閑話ー狼視点 ~後編~
◆ ◆ ◆ ◆ ◆ ◆
――ドサッ。
俺は逃げ疲れ、倒れた。
もう身体に力が入らない。
何とか彼らの縄張りから出て、逃げ切ることには成功した。だが、ひっかかれたり噛み付かれたりしたために、全身傷だらけで立っているだけでもやっとだったのだ。
それに加え、逃げ惑う内に知らない場所へ来てしまったようだ。最初はテリーゼの町に向かっていたはずが、どこともわからない森の中にいる。
「くっ……」
意識が遠のいていく。
一度閉じてしまえば、重くなった瞼は上がらなかった。
(このまま、死ぬのだろうか……)
そう思い、諦めかけた時だった。
どこからか、足音と共に人の話声が聞こえてくる。
「これは……」
「……怪我……」
「出血が…………」
「助けてあげ……」
途切れ途切れにしか聞こえないが、どうやらそばで男女が話しているようだ。しかも、助けようとしてくれているらしい。
それからいくらもしない内に、誰かが近づいてきてふわりと甘い香りが漂った。そして、手が優しく俺の身体に触れる。
すると、ひどい怪我だった場所がポワンと温かくなり、痛みが引いていった。
(安心、する……)
優しい力に包まれたかのようなその感覚は、ひどく心地が良い。
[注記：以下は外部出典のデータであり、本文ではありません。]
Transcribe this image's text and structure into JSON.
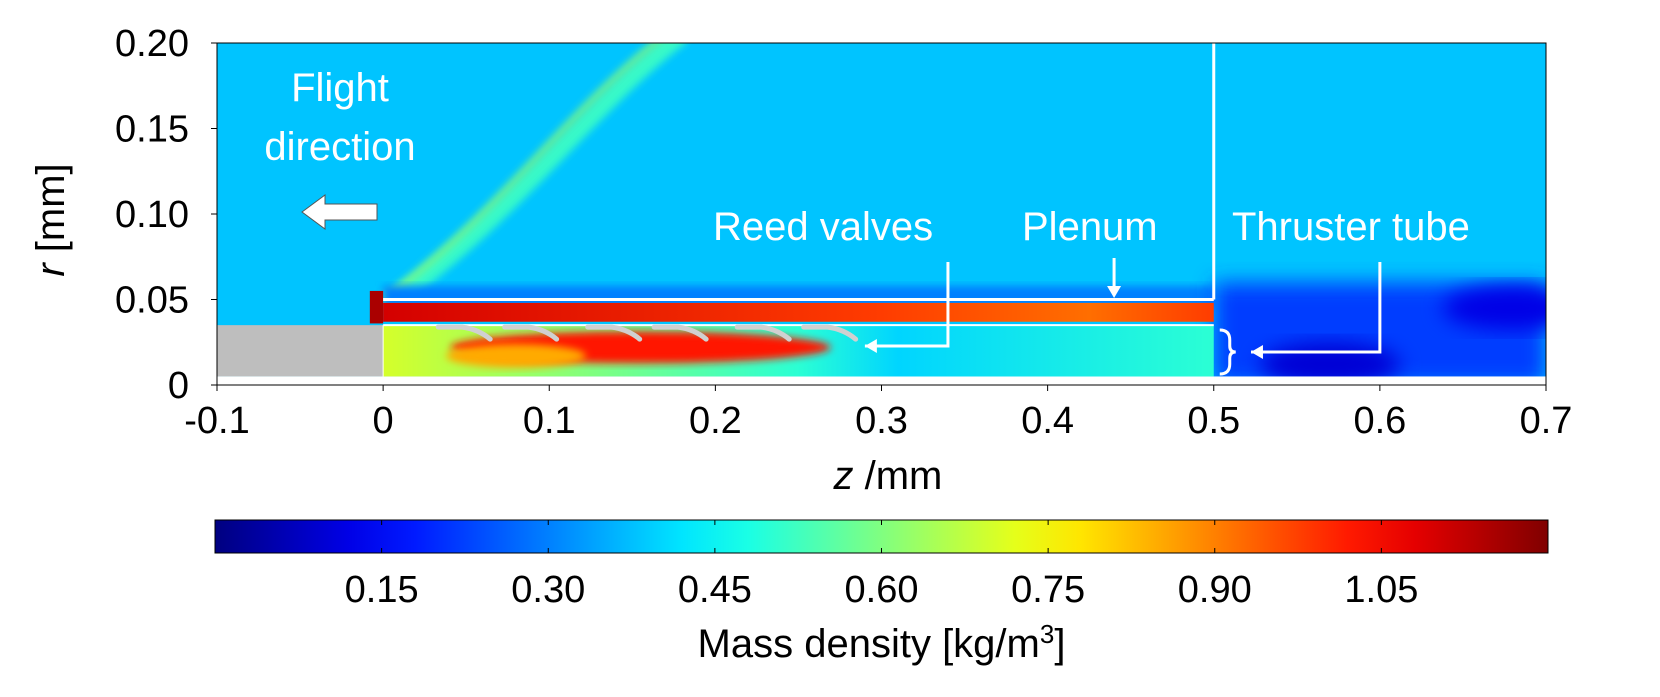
{
  "chart_data": {
    "type": "heatmap",
    "title": "",
    "xlabel": {
      "italic": "z",
      "rest": " /mm"
    },
    "ylabel": {
      "italic": "r",
      "rest": " [mm]"
    },
    "xlim": [
      -0.1,
      0.7
    ],
    "ylim": [
      0,
      0.2
    ],
    "x_ticks": [
      -0.1,
      0,
      0.1,
      0.2,
      0.3,
      0.4,
      0.5,
      0.6,
      0.7
    ],
    "x_tick_labels": [
      "-0.1",
      "0",
      "0.1",
      "0.2",
      "0.3",
      "0.4",
      "0.5",
      "0.6",
      "0.7"
    ],
    "y_ticks": [
      0,
      0.05,
      0.1,
      0.15,
      0.2
    ],
    "y_tick_labels": [
      "0",
      "0.05",
      "0.10",
      "0.15",
      "0.20"
    ],
    "annotations": {
      "flight_line1": "Flight",
      "flight_line2": "direction",
      "reed_valves": "Reed valves",
      "plenum": "Plenum",
      "thruster_tube": "Thruster tube"
    },
    "colorbar": {
      "label": "Mass density [kg/m",
      "label_sup": "3",
      "label_end": "]",
      "min": 0.0,
      "max": 1.2,
      "ticks": [
        0.15,
        0.3,
        0.45,
        0.6,
        0.75,
        0.9,
        1.05
      ],
      "tick_labels": [
        "0.15",
        "0.30",
        "0.45",
        "0.60",
        "0.75",
        "0.90",
        "1.05"
      ],
      "colormap": "jet"
    },
    "regions": {
      "free_stream_density": 0.38,
      "plenum_density": 0.98,
      "valve_zone_density": 1.02,
      "tube_downstream_density": 0.42,
      "wake_min_density": 0.1,
      "stagnation_density": 1.15
    },
    "geometry_labels": {
      "plenum_end_z": 0.5,
      "body_top_r": 0.035,
      "valve_z_positions": [
        0.05,
        0.09,
        0.14,
        0.18,
        0.23,
        0.27
      ]
    }
  },
  "colors": {
    "background": "#ffffff",
    "free_stream": "#00c0f0",
    "body_gray": "#bebebe",
    "annotation_white": "#ffffff"
  }
}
そして、意識を保つために張っていた気を緩めるのには十分だった。
そのまま俺は意識を失った。
◆ ◆ ◆ ◆ ◆ ◆
「ん……」
目を覚ますと、そこは見慣れない場所だった。俺はベッドから半身を起こし、辺りを見回す。
まるで物置のような小さな部屋には、ベッドが一つとその側に小さな丸テーブル。テーブルには水差しとコップが置かれていて、他には小さなクローゼットがあるくらいだった。
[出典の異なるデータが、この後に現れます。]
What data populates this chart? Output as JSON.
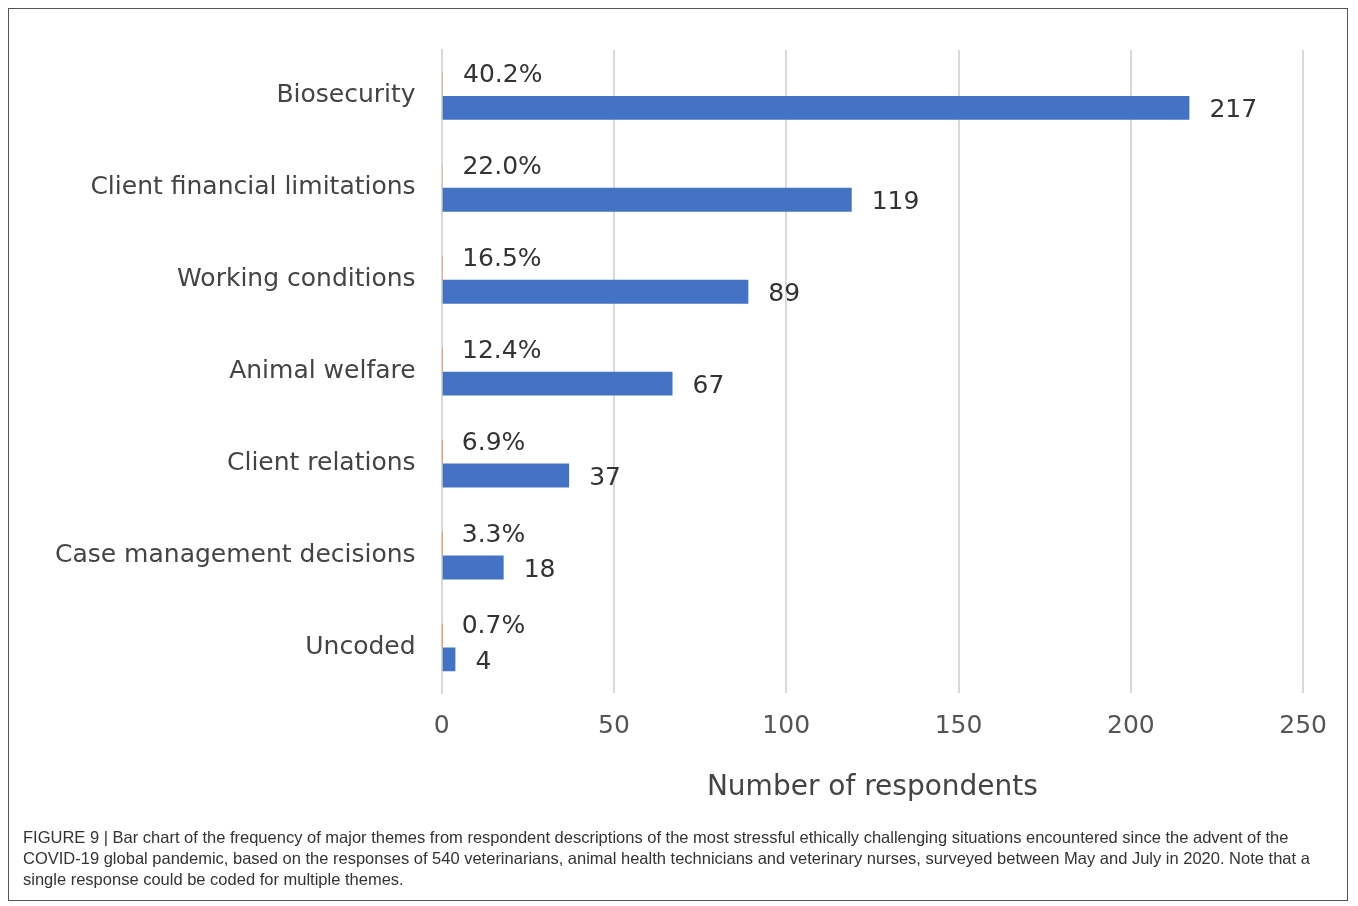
{
  "chart_data": {
    "type": "bar",
    "orientation": "horizontal",
    "categories": [
      "Biosecurity",
      "Client financial limitations",
      "Working conditions",
      "Animal welfare",
      "Client relations",
      "Case management decisions",
      "Uncoded"
    ],
    "series": [
      {
        "color": "#ed7d31",
        "values": [
          0.402,
          0.22,
          0.165,
          0.124,
          0.069,
          0.033,
          0.007
        ],
        "value_labels": [
          "40.2%",
          "22.0%",
          "16.5%",
          "12.4%",
          "6.9%",
          "3.3%",
          "0.7%"
        ]
      },
      {
        "color": "#4472c4",
        "values": [
          217,
          119,
          89,
          67,
          37,
          18,
          4
        ],
        "value_labels": [
          "217",
          "119",
          "89",
          "67",
          "37",
          "18",
          "4"
        ]
      }
    ],
    "xlabel": "Number of respondents",
    "xlim": [
      0,
      250
    ],
    "xticks": [
      0,
      50,
      100,
      150,
      200,
      250
    ],
    "grid": "x",
    "legend": false,
    "annotations": [
      "FIGURE 9 | Bar chart of the frequency of major themes from respondent descriptions of the most stressful ethically challenging situations encountered since the advent of the COVID-19 global pandemic, based on the responses of 540 veterinarians, animal health technicians and veterinary nurses, surveyed between May and July in 2020. Note that a single response could be coded for multiple themes."
    ]
  }
}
ベッドから抜け出すと、ズボンがずり落ちそうになって慌てて押さえた。
サイズがあっておらず、ウエストが緩いようだ。しかも、少し肌触りが悪い。
どうしてこんな格好を……と思ったところで、昨夜の出来事を思い出した。そうだ、昨夜は大怪我をして倒れたのだ! そして、そこへ人が来て……。
(って、何故だ。傷がない……?)
四肢にあった無数の傷も、背や脇腹にあった大きな傷も。跡形もなく消え去っている。
(ああ、そう言えばあの時……)
誰かに身体を触れられた時、痛みが引いていったことを思い出した。あの時に傷は癒されたのだ。
では、ここはあの男女の家なのだろうか?
今いる場所や助けてくれた者などを確認したくなり、俺は部屋を出た。
だが、家の中に人がいる様子がない。
俺はそのまま外へと向かい、辺りを見渡す。すると、遠くの方で井戸水を汲んでいる濃紺の髪の女性を見つけた。
そしてその女性が振り向いた瞬間、俺は何故か彼女の元へ足早に向かっていた。